Chardonnay, Cabernet Sauvignon, Pinot grigio … e poi vini spumanti e rossi abboccati. Sono questi i principali vini che vanno per la maggiore in questo momento negli Stati Uniti, principale mercato di consumo (in valore) per l’Italia, il cui export nel primo bimestre di quest’anno è tornato a crescere. Ma è la Francia che fa boom con un +341,4 per cento…
… Dopo il
rallentamento verificatosi nella seconda parte dello scorso anno, a gennaio e
febbraio 2013 (rispetto allo stesso bimestre 2012) le esportazioni italiane sono aumentate del 10,7% in quantità (378mila ettolitri) e del 14,2% in
valore (186 milioni di $). Dati che evidenziano un lieve aumento del prezzo
medio (da 5 a
5,2 dollari al litro) e una tendenza in atto che lascia
intravedere una domanda di beni di largo consumo più vivace rispetto al recente
passato.
Certo è che il passo avanti del vino made
in Italy – come rileva il rapporto dell’Iwfi di New York – conferma la
posizione di vertice da tempo acquisita nella scala delle preferenze del
consumatore americano. Non solo. Anche le quantità infondono fiducia, stante un
ulteriore passo di avvicinamento al vertice, tuttora in mani australiane con
390mila ettolitri (24.9% di quota) ma con introiti di “appena” 88 milioni di
dollari, per effetto di un prezzo medio (3,4 $) nettamente più basso di quello
italiano. Un contrasto curioso svelato dal fatto che l’Italia tende a esportare
sempre più vino in bottiglia.
L’esatto contrario di quanto fanno
l’Australia, il Cile, l’Argentina che esportano più del 50% dei loro vini in
bulk e cisterne. Ma nonostante i prezzi più a buon mercato, la performance non
dà i risultati sperati, visto che non sono solo gli australiani a perdere
terreno, ma anche i vini made in Cile (287mila ettolitri per 52,7 milioni di $,
in flessione del 10,7% in volume e del 5% in valore). Per non dire
dell’Argentina che nel bimestre gennaio-febbraio ha esportato 263mila ettolitri
per 50 milioni di $, in calo del 36 per cento in ambedue le sezioni.
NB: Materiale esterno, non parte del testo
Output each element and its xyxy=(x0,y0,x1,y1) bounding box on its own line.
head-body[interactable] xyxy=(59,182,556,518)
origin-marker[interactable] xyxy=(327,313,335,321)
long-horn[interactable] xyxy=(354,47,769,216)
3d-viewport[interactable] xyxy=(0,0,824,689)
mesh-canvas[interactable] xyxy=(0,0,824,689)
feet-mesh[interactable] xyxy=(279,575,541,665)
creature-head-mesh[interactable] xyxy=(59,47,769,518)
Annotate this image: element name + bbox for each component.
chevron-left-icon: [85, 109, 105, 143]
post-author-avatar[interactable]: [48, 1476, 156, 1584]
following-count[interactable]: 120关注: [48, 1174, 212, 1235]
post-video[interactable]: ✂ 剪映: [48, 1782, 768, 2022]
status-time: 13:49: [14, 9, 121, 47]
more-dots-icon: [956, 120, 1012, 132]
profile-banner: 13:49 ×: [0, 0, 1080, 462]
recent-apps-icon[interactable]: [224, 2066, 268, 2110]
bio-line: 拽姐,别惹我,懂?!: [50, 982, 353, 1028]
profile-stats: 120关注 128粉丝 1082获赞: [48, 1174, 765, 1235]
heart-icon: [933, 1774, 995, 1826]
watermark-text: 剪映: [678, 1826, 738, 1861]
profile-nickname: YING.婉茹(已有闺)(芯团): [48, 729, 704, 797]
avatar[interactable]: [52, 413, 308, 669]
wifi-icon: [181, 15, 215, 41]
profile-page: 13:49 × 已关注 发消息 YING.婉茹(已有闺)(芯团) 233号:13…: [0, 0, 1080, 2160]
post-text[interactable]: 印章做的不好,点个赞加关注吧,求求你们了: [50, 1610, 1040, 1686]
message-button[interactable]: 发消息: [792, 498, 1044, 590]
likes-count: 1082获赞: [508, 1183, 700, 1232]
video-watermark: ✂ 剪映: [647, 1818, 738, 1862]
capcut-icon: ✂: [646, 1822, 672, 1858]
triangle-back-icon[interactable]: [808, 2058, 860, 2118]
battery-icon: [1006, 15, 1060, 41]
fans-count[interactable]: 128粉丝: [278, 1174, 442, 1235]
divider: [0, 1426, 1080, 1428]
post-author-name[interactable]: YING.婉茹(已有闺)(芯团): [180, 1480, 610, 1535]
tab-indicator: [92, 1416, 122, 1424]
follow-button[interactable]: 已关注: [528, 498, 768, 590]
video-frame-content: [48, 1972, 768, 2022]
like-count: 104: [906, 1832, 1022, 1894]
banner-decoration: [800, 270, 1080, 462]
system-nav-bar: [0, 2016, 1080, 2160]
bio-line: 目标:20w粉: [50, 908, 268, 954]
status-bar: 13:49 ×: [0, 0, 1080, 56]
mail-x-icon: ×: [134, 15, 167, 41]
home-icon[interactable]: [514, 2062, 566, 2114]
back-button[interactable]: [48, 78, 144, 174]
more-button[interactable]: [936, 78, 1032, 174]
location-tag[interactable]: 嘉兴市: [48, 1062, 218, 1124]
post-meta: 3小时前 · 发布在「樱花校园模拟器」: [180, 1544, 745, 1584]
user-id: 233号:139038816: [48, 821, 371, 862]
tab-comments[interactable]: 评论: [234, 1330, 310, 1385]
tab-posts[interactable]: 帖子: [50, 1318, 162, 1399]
Tutto questo, però, dice poco rispetto a
ciò che, a parere di chi scrive, stanno facendo i vignerons francesi. I quali,
nonostante l’allure dei loro grandi chateaux, qualche problema da crisi lo
hanno comunque accusato sui mercati internazionali. Basti dire del crollo del
30-40% delle quotazioni dei loro vini in Cina, causati da una perdita di
interesse (ma anche da speculazione) per gli acquisti fatti sul canale dell’en primeur . Ma non si sono fatti
prendere dal panico, considerato che nel 2012 proprio in Cina sono stati gli unici ad
avere performato più che bene, con 1,3 milioni di ettolitri (il 53% del totale
importazioni cinesi), a fronte di un export italiano fermo da anni a 200mila
ettolitri.
Che i francesi non stiano con le mani in mano lo scopriamo proprio considerando quanto accade sul mercato americano, dove i vignerons hanno messo da parte l’orgoglio nazionale e avviato un processo di ricalibratura degli obiettivi, che ha comportato una modifica delle strategie commerciali e apertura
all'export di vino sfusi. Una scelta che si è rivelata immediatamente
vincente, visto il +341,4% conseguito nel bimestre considerato sui volumi
esportati (104mila ettolitri) e il +47% sul
valore (98 milioni di $) con un prezzo medio stabile intorno a 9 dollari. Ora,
se tanto dà tanto, c’è da giurare che questo cambio di rotta francese in terra
americana, potrebbe essere replicato anche ad altri mercati di esportazione.
Non è ancora una certezza, ma gli italiani farebbero bene a restare vigili, studiare nuove mosse ed evitare di farsi prendere alla sprovvista.